An offshore wind farm

IRENA: Offshore Wind Capacity to Reach 228 GW by 2030

Authorities

Global offshore wind installed capacity will reach 228 GW by 2030, according to projections from the International Renewable Energy Agency (IRENA).

IRENA; Illustration (archive)

Of the currently installed offshore wind capacity in the world, 90 per cent is located in Europe, mostly in the North Sea and the Atlantic Ocean. This is attributed to regional cooperation on interconnection, marine spatial planning, and sector coupling in the North Sea.

According to Ben Backwell, CEO of the Global Wind Energy Council (GWEC), similar regional partnerships can be fostered in other parts of the world, and the Collaborative Framework on Offshore Renewables can play a critical role in achieving this.

The Collaborative Framework, set up by IRENA, gathers around 40 countries with an aim to identify priority areas, actions and foster international collaboration to understand the role of offshore renewables in the energy transition and ensure its widespread deployment in the future.

The Framework held its first meeting in June, during which Members and States in Accession provided inputs on the thematic scope of the Collaborative Framework and agreed to include relevant stakeholders in future meetings.

Recently, a second meeting was held to identify collaboration areas and agree on concrete actions to accelerate progress and ensure rapid uptake of these promising technologies. The latest meeting included participation, insights, and support from GWEC and Ocean Energy Europe (OEE), the latter representing the ocean energy sector for which IRENA anticipates an installed capacity of 10 GW by 2030.

In June, 69 participants from 38 countries identified areas where IRENA could support its Membership in advancing joint demonstration projects and the commercialisation of new offshore technologies. This includes the reduction of technology cost, the coupling of offshore renewables with power-to-X and the transfer of knowledge and skills from offshore oil and gas to offshore renewables.

Furthermore, countries underlined the importance of developing floating technologies for both wind and PV, as well as ocean energy in general.

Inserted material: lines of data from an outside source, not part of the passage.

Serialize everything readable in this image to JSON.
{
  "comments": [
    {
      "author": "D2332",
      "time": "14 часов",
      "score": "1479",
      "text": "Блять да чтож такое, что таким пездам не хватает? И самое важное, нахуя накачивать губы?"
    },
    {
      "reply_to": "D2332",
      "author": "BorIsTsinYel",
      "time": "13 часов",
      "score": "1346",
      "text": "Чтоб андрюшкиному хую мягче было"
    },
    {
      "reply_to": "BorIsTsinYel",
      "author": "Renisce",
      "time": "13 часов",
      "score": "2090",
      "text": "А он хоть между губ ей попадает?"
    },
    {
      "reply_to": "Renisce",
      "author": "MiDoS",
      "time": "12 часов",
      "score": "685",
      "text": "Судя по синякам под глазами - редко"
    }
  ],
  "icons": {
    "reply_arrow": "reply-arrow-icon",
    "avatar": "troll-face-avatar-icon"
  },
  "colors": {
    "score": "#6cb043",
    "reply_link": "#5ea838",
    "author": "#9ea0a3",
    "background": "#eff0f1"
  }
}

The design of financing mechanisms and enabling policy frameworks were also identified as priority to advance the offshore renewable agenda, according to IRENA’s press release following the first meeting of the Collaborative Framework.

Offshore renewables, including offshore wind, wave, tidal, ocean thermal, and floating solar PV, will witness substantial growth in capacity over the next decade and play an essential role in the global energy transformation, IRENA pointed out.